0

I tried to find the proper way to dynamically allocate memory for a structure that looks like this:

typedef struct myThread {
    unsigned int threadId;
    char threadPriority;
    unsigned int timeSlice;
    sem_t threadSem;
} myThread;

I remember, but I'm not sure, that, in some school paper, I saw that the proper way to allocate memory for this case is this one:

myThread *node = (myThread *)malloc(sizeof(myThread *));

I tried that and it worked, but I didn't understand why. Sizeof pointer for my architecture is 8 bytes, so by writing the instruction above, I'm allocating 8 bytes of continuous memory, not enough to hold the information needed in my structure. So I tried to allocate 1 byte of memory, like this:

myThread *node = (myThread *)malloc(1);

And it's still working. I tried to find the answer for this behavior but I didn't succeed. Why is this working? Besides that, I have few more questions:

  • Which is the right way to dynamically allocate memory for a structure?
  • Is that cast necessary?
  • How is the structure stored in memory? I know that (*node).threadId is equivalent to node->threadId and this confuses me a bit because by dereferencing the pointer to the structure, I get the whole structure, and then I have to access a specific field. I was expecting to access fields knowing the address of the structure in this way: *(node) it's the value for the first element, *(node + sizeof(firstElement)) it's the value for the second and so on. I thought that accessing structure fields it's similar to accessing array values.

Thank you

Later Edit: Thank you for your answers, but I realized that I didn't explained myself properly. By saying that it works, I mean that it worked to store values in those specific fields of the structure and use them later. I tested that by filling up the fields and printing them afterwards. I wonder why is this working, why I can fill and work with fields of the structure for which I allocated just one byte of memory.

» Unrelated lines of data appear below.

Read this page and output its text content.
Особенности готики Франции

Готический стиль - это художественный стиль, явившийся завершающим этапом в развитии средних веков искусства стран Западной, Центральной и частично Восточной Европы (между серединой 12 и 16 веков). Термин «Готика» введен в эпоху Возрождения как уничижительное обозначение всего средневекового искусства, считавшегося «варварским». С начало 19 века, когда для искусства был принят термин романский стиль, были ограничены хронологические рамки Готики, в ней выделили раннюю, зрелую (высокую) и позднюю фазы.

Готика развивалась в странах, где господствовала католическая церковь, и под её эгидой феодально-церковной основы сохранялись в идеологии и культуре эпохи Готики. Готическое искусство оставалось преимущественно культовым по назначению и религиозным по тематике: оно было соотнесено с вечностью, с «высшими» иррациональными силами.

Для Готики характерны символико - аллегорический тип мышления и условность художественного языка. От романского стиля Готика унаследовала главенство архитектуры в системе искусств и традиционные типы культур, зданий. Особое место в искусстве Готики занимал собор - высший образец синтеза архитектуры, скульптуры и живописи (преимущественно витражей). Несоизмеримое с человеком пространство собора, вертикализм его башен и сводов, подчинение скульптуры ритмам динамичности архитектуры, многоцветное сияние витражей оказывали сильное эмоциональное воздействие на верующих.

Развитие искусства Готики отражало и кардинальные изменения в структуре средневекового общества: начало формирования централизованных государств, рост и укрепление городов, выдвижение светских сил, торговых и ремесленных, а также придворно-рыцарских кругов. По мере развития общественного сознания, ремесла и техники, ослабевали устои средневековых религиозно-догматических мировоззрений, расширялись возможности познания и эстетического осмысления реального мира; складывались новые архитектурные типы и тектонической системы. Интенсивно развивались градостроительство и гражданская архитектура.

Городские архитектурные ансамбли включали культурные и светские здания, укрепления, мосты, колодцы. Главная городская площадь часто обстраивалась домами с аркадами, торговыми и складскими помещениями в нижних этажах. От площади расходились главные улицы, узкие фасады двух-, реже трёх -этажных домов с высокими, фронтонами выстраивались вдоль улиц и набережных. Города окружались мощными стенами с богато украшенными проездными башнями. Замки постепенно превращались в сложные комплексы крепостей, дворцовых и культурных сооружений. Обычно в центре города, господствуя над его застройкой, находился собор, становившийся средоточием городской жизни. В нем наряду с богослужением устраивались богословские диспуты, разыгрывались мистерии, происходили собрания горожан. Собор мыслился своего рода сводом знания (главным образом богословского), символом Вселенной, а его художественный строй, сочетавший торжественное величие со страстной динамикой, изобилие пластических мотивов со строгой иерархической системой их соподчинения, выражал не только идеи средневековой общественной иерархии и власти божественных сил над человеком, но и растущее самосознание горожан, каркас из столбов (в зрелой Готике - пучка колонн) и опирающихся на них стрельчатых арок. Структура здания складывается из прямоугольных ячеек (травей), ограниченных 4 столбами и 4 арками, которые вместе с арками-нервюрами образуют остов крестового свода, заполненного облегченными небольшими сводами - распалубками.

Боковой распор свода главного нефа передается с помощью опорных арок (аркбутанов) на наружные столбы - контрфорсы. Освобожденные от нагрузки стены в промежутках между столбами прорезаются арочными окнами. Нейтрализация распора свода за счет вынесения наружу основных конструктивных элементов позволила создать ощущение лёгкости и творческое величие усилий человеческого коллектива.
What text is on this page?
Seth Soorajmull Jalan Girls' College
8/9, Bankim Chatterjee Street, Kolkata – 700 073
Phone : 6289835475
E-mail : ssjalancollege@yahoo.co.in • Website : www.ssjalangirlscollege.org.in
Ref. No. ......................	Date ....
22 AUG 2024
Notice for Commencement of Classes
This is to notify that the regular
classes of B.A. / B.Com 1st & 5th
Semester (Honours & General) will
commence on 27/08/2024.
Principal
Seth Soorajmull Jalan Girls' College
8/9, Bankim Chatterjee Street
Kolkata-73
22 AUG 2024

  • `myThread *node = (myThread *)malloc(sizeof(myThread *));` must be `myThread *node = (myThread *)malloc(sizeof(myThread));` and the cast is useless so finally `myThread *node = malloc(sizeof(myThread));` – bruno May 03 '20 at 10:13
  • `a.b` is the syntax for accessing field named `b` in a struct object `a` – M.M May 03 '20 at 10:14
  • 5
    `T *p = malloc( sizeof *p );` is a good pattern – M.M May 03 '20 at 10:14
  • 1
    _Why is this working?_ Undefined behaviour, anything can happen (including "code working") – David Ranieri May 03 '20 at 10:15
  • Either `sizeof(myThread)` or `sizeof(*node)`. The latter is more "robust" in the sense that it allows you to change the type of `*node` without changing this assignment. – goodvibration May 03 '20 at 10:21
  • It's "working" because you are overwriting/using memory that you do not have allocated and you're lucky that it's not overwriting something that your application needs to operate. `malloc` usually provides allocations in multiples of `pagesize`, or it may provide a part of an existing page that you can use, it depends on your system malloc implementation. Run your program under `valgrind` and it will compain bitterly that you are using memory that was not allocated and/or initialized. – Geoffrey May 03 '20 at 10:25
  • Andrei I edited my answer – bruno May 03 '20 at 10:40
  • and I still wait for the reason of my DV ... supposing there is a good reason to do ... – bruno May 03 '20 at 10:41
  • Thank you for your answers, @bruno, I tried to upvote your answer but it won't work because I don't have enough credits or something like that – Andrei Deatcu May 03 '20 at 10:50
  • @AndreiDeatcu You don't need any reputation to select an answer to your question as the "accepted", most helpful answer. This is the checkmarks you see right under the vote total. – aschepler May 03 '20 at 10:55

4 Answers4

3

The below works in that they allocate memory - yet the wrong size.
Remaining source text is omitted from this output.